Das vorliegende Buch zeichnet seine starke Ausrichtung auf die empirischen Ausprägungen der Demokratie aus. So werden z. B. die Möglichkeiten der Bestimmung des Demokratiegrades über Messungen ausführlich und nachvollziehbar behandelt. Auch die gesonderte Betrachtung der ausgesprochen diversen Verständnisse von Demokratie gehört zur Besonderheit dieses Bandes. Letztlich ist die empirische Demokratieforschung unserer Referenzpunkt, den wir durchaus theoretisch verankert angehen.
Im Laufe des Jahres soll ein weiteres Buch aus Ihrer Feder in unserem Verlag erscheinen, „Der Bürger in der Demokratie“ – mit welchen Phänomenen werden Sie sich darin auseinandersetzen?

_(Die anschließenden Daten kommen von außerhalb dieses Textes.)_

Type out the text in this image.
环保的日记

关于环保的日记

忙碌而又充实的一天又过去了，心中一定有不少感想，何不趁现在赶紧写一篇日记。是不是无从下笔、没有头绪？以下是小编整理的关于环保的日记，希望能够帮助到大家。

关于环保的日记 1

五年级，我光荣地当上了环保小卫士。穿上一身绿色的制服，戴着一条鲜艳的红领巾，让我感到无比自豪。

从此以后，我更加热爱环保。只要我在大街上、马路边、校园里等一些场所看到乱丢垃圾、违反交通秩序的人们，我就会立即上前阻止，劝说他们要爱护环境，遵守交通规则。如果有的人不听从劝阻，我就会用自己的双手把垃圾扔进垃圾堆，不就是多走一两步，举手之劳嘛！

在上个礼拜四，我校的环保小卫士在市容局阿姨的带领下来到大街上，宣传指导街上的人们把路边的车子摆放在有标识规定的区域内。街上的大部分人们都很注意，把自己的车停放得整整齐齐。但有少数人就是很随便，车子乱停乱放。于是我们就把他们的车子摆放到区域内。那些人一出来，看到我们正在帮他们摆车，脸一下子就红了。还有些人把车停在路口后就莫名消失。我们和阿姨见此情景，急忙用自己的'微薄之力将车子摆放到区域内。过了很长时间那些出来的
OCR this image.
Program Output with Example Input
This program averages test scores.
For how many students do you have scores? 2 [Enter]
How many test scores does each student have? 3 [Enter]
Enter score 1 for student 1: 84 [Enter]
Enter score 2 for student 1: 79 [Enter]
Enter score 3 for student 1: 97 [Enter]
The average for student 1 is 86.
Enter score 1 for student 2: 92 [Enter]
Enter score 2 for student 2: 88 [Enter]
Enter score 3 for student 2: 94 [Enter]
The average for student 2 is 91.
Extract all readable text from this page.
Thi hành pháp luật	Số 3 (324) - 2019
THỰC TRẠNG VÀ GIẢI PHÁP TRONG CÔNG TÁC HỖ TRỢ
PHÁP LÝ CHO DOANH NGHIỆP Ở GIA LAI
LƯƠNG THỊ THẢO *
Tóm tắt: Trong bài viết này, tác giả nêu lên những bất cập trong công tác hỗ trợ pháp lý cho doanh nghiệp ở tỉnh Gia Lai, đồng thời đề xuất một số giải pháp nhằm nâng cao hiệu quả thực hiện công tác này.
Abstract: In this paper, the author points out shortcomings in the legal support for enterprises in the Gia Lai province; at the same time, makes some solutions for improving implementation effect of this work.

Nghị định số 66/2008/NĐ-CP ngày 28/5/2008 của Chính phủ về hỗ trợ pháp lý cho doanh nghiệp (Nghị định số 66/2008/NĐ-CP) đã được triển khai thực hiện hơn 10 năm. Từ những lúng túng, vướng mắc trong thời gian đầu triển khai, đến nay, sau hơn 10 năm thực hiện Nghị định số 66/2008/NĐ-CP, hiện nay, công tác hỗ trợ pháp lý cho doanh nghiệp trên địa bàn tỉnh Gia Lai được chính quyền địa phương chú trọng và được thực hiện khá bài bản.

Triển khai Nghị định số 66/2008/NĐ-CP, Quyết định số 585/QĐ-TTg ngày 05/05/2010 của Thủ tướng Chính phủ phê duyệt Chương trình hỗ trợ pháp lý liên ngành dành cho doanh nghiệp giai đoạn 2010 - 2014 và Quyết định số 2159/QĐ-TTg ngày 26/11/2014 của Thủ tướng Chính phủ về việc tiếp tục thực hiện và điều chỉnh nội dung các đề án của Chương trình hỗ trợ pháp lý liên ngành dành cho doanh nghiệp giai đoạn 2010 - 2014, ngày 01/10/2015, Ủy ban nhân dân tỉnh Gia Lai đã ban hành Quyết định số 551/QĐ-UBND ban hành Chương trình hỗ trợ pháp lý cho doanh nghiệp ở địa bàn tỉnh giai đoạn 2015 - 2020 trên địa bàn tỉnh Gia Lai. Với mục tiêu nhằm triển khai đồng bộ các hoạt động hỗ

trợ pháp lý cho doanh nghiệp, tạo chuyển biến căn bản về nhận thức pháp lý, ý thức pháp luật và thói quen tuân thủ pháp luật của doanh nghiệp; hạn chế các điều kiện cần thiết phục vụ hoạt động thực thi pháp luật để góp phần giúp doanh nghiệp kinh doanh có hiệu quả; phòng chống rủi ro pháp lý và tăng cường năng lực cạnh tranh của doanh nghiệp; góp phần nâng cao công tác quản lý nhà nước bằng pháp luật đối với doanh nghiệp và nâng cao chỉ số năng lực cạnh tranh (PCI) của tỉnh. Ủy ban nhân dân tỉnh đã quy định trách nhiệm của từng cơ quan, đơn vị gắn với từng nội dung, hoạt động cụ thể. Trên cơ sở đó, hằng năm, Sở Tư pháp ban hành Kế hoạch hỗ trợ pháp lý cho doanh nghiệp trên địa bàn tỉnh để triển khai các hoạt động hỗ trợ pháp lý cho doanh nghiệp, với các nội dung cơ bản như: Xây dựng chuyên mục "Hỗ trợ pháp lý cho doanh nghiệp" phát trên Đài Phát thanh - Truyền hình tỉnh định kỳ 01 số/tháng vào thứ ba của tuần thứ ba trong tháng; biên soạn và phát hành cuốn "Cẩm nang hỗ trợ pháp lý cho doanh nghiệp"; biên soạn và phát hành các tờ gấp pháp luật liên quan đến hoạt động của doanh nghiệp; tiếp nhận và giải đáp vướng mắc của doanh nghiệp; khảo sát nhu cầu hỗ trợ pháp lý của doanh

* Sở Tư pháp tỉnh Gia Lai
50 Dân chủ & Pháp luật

Dort wird die hohe Relevanz der BürgerInnen für eine lebendige und stabile Demokratie zum Tragen kommen. Dies impliziert neben der politischen Partizipation auch die Vorstellungen von Demokratie und über Demokratie sowie die Grundlagen einer demokratischen politischen Kultur. Aber auch Verfahren der Bürgerbeteiligung, der Deliberation und die wachsende Bedeutung der Zivilgesellschaft werden in diesem Buch ihren Platz finden. Letztlich ist es ja die entscheidende Besonderheit, dass in der Demokratie die BürgerInnen der Souverän sind. Aufgrund der Vielzahl der interessanten Aspekte, eine Demokratie zu beschreiben, konnten wir nicht alle Blickwinkel in einem Band abhandeln. Wir freuen uns schon auf das Erscheinen.
Das Interview mit Prof. Dr. Susanne Pickel und Prof. Dr. Gert Pickel führte Dr. Julius Alves aus dem Lektorat Geschichte/ Politik.